Eine Situation der Doppelherrschaft, in der sich die ArbeiterInnen gegen die Kapitalisten stellen, kann nicht zu einem endgültigen Sieg reichen, wenn sie isoliert bleibt. Aber all diese Kämpfe sind Gelegenheiten für die Arbeiterinnen und Arbeiter, sich zu organisieren, ihre eigenen demokratischen Strukturen zu schaffen und Macht zu erlangen. Sie zeigen die Notwendigkeit, die einzelnen Kämpfe auf die gesamte Arbeiterklasse auszudehnen, um ein System zu überwinden, das völlig irrational produziert, nur um Reichtum in den Taschen einiger weniger Herrscher anzuhäufen.

Diese Schlussfolgerungen sind keine vagen theoretischen Abstraktionen, sie werden in jedem einzelnen Kampf aufgezeigt.

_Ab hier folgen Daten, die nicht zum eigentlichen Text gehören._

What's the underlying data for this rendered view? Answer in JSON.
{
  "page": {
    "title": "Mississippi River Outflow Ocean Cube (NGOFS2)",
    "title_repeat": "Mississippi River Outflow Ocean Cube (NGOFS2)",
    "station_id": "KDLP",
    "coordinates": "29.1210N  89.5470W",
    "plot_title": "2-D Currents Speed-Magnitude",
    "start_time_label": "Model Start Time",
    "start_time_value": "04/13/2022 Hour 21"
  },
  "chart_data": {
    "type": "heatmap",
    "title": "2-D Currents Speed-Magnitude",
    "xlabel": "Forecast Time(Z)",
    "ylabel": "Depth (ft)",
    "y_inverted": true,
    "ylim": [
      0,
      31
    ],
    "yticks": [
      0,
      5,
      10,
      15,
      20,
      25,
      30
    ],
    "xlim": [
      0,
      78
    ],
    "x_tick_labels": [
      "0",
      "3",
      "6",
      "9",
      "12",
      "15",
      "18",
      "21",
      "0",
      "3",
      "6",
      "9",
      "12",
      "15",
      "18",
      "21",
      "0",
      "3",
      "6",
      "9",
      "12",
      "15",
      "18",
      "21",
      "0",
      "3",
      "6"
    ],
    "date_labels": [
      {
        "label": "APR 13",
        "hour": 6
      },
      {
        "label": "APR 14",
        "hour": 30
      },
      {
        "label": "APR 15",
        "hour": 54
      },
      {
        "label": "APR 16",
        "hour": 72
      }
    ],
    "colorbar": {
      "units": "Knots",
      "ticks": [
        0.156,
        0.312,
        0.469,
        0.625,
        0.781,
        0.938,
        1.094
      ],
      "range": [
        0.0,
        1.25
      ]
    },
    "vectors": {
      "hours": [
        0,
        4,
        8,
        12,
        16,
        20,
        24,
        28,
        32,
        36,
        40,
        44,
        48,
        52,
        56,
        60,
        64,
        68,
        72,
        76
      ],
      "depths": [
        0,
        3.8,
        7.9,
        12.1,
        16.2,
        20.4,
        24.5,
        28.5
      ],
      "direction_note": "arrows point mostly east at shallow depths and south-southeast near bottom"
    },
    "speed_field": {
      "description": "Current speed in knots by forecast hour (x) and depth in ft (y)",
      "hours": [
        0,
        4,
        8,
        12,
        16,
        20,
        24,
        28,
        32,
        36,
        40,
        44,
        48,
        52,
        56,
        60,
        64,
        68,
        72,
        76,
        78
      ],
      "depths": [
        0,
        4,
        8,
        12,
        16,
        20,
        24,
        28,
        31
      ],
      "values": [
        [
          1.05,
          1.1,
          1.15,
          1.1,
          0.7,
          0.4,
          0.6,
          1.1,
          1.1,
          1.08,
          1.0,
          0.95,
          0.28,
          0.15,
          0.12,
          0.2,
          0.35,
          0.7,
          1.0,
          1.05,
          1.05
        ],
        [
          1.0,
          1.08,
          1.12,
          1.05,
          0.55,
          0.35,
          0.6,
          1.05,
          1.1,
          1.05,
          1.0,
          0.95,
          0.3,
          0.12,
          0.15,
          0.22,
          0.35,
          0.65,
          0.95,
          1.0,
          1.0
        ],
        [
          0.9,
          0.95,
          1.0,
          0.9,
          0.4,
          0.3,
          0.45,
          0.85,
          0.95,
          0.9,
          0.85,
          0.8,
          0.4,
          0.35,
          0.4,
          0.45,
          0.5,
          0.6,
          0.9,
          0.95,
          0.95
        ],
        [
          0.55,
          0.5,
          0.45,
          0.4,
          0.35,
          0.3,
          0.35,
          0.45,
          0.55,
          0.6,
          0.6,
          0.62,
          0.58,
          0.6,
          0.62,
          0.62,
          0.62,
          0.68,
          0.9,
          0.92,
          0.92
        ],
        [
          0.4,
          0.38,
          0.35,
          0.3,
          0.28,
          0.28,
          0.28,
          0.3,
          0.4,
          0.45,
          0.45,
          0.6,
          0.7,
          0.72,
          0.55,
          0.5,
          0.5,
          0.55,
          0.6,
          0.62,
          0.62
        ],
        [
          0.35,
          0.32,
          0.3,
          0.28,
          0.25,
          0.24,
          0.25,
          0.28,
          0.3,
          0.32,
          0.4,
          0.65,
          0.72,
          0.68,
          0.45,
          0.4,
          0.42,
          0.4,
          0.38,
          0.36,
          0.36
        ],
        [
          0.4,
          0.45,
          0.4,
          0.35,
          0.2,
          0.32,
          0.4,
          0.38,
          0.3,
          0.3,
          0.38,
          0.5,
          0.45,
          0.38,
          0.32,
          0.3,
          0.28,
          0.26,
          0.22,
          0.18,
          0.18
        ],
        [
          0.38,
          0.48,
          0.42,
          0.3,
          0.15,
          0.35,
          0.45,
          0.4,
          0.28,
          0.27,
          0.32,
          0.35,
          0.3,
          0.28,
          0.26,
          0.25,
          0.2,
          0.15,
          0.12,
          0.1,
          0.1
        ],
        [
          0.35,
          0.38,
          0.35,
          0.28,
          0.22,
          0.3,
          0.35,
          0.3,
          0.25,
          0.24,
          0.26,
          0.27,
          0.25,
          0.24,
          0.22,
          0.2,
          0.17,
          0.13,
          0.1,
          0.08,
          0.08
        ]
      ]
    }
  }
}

Im Laufe der Kämpfe wird deutlich, dass eine Planwirtschaft nicht nur notwendig, sondern vor allem auch möglich ist. Obwohl diese Situationen oft instabil sind und keinen linearen Prozess darstellen, ist es unerlässlich, mit dem Kampf zu beginnen: Schlussfolgerungen ziehen, ein Machtverhältnis aufbauen und jene Forderungen weitertreiben, die den tatsächlichen Ursprung des Problems bekämpfen. Die Rolle der MarxistInnen ist es, diese Forderungen bei den ArbeiterInnen zu verteidigen und ihnen so zum Sieg zu verhelfen. Weiterhin besteht sie darin, auf dem grossen Ganzen zu bestehen: Es ist notwendig aufzuzeigen, wie diese Kämpfe mit der Krise des Kapitalismus zusammenhängen, und aufzuzeigen, was immer offensichtlicher werden wird. Krisen, Arbeitslosigkeit, Unterdrückung und Erderwärmung sind die unvermeidlichen Folgen des kapitalistischen Systems. Doch wir haben die Macht, es zu überwinden!